I am wondering how to find the following minimum: $$\min_{y\in P_i}\|\sum_{j=1}^nx_jy_jr_j\|^p,$$ where $x_j\in X, y_j \in K$ and $r_j$ is a random variable such that $Prob(r_j=1)=Prob(r_j=-1)=1/2$.

I am not familiar with this kind of objects in math. Maybe its very hard/easy question. Any references or ideas would be very helpful for me.
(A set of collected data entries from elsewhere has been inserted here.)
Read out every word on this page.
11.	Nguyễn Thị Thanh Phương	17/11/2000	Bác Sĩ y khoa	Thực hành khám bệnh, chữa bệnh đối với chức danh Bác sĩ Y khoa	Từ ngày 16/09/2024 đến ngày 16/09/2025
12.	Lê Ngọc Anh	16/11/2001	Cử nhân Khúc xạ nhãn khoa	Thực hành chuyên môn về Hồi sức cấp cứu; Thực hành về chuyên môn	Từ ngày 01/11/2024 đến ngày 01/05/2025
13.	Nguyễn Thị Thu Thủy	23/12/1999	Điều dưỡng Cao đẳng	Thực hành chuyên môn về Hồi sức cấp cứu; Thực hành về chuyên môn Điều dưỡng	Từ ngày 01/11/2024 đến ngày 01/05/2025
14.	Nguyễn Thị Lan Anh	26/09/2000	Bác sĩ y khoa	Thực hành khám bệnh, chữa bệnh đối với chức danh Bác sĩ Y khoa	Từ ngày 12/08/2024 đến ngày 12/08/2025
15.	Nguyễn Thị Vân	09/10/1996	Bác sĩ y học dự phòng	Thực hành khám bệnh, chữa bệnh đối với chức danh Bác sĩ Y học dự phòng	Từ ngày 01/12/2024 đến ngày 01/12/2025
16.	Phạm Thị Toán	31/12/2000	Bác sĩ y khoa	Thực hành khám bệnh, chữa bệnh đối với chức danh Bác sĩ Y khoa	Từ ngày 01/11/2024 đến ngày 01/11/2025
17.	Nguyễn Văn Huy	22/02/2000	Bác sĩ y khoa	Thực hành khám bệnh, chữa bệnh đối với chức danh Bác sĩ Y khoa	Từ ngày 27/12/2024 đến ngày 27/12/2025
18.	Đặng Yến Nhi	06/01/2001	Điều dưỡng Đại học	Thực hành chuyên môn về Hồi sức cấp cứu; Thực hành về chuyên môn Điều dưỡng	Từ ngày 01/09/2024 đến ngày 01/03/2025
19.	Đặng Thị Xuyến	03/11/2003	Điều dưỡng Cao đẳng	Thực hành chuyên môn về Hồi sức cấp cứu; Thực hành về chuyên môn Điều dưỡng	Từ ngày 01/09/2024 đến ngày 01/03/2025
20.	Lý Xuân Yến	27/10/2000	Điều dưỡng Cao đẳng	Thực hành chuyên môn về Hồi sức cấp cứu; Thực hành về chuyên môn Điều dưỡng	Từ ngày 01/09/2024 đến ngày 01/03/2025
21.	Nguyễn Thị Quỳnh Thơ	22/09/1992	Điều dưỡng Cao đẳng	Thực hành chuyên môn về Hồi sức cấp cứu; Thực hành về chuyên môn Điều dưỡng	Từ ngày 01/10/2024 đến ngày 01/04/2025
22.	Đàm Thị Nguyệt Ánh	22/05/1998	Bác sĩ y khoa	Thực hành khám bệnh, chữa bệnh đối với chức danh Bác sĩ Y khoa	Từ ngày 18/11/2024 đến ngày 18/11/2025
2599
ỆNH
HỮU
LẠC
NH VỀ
Edition: The body $K$ is a central slice, formed by the plane $\sum_{i=1}^n r_i=n/2$, perpendicular to the main diagonal of a unit qube $[-1,1]^n$. The reason I would like to find this minimum is because I would like to get a lower bound for the following integral: \begin{align} \int_{K}\|\sum_{j=1}^nx_jy_jr_j(t)\|^pd\mu(y)dt=\sum_{i=1}^M\int_{P_i}\|\sum_{j=1}^nx_jy_jr_j\|^pd\mu(y)dt\\ \geq \sum_{i=1}^M \min_{y\in P_i}\|\sum_{j=1}^nx_jy_jr_j\|^pdt. \end{align} Thank you.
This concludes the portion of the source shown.